Ne oluğunu merak edip sorduğumda, iki memurun o iki genci etkisiz hale getirmek için biraz uğraştığını, sonra da biber gazı ile amçlarına ulaştıklarını öğrendim.
Kalabalığın mırıldanmalarından anladığım kadarıyla polis memurunun biber gazını sıkarken biraz abartmış olduğunu anladım.
Gençler ne suç işlediler bilmiyorum, ya da bir suçları var mı onu da öğrenemedim. Ayrıntılar yarın nasılolsa Polis Bülteninde yer alacaktır.
Benim asıl merak ettiğim şudur:
Polisimiz, son zamanlarda halkın kendisine olan sevgisini ve güvenini yitiriyor. Bunu yaparken de azami gayret sarfediyor. Aslında bunu polisimizin tümüne mal etmekte doğru değil. Bazı polise memurları diye düzeltmek daha doğru ifade biçimiolacaktır.
Ki;
İki memurdan birisinin bu yaşananlardan pek de hoşnut olmadığını gözlemledim.
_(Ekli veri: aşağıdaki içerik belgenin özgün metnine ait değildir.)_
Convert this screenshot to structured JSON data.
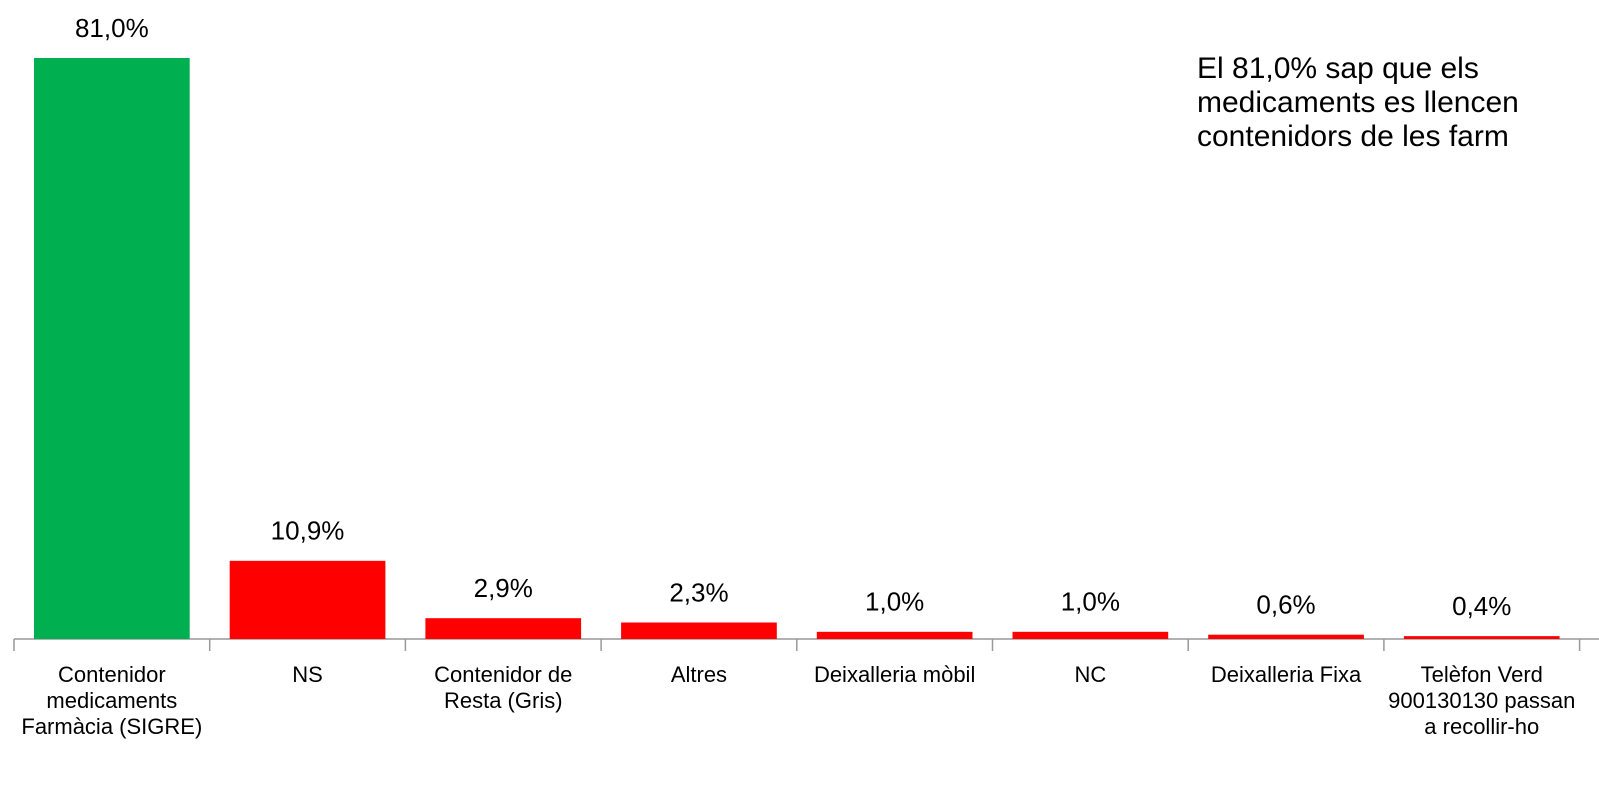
{
  "chart_data": {
    "type": "bar",
    "categories": [
      "Contenidor medicaments Farmàcia (SIGRE)",
      "NS",
      "Contenidor de Resta (Gris)",
      "Altres",
      "Deixalleria mòbil",
      "NC",
      "Deixalleria Fixa",
      "Telèfon Verd 900130130 passan a recollir-ho"
    ],
    "values": [
      81.0,
      10.9,
      2.9,
      2.3,
      1.0,
      1.0,
      0.6,
      0.4
    ],
    "value_labels": [
      "81,0%",
      "10,9%",
      "2,9%",
      "2,3%",
      "1,0%",
      "1,0%",
      "0,6%",
      "0,4%"
    ],
    "colors": [
      "#00b050",
      "#ff0000",
      "#ff0000",
      "#ff0000",
      "#ff0000",
      "#ff0000",
      "#ff0000",
      "#ff0000"
    ],
    "annotation": [
      "El 81,0% sap que els",
      "medicaments es llencen",
      "contenidors de les farm"
    ]
  }
}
Buraya kadar durum olağan gibi görünüyor. Memurların biber gazını sıkarken ölçüyü kaçırmış oldukları da sıradan bir durum gibi algılanabilir. Haksız da sayılmaz böye düşünenler.
Benim asıl üzerinde durmak istediğim şudur:
O iki gencin karakola götürülürken uğradıkları muamele insan onurunun kaldırabileceği ilçileri aşıyordu.
Saat 18.23 sırlarıydı 55 A 7532 plakalı polis otosu olayın gerçekleştiği yere geldi. Belliki memurlardan birisi tarafından çağırılmıştı. Gençler elleri kelepçelenmiş biçimde araca bindiriliyordu ki, gence biber gazı sıkan o memurun öfkesi henüz geçmemişti anlaşılan. Gençler elleri kalepçeli olarak araca alınırken suratlarına ikişer yümruk vurmayı ihmal etmedi. Burada bir parantez açarak gelen ekibin hiç bir suçu ve olayda bir dahlinin olmadığını da söylemeliyim.
O polis memuru muhtemelen gençleri araca bindirken başlattığı uygulamayı karakolda da devam ettirmek isteyecektir. Ama eminim ki amirleri buna asla ve kata izin vermeyecektir.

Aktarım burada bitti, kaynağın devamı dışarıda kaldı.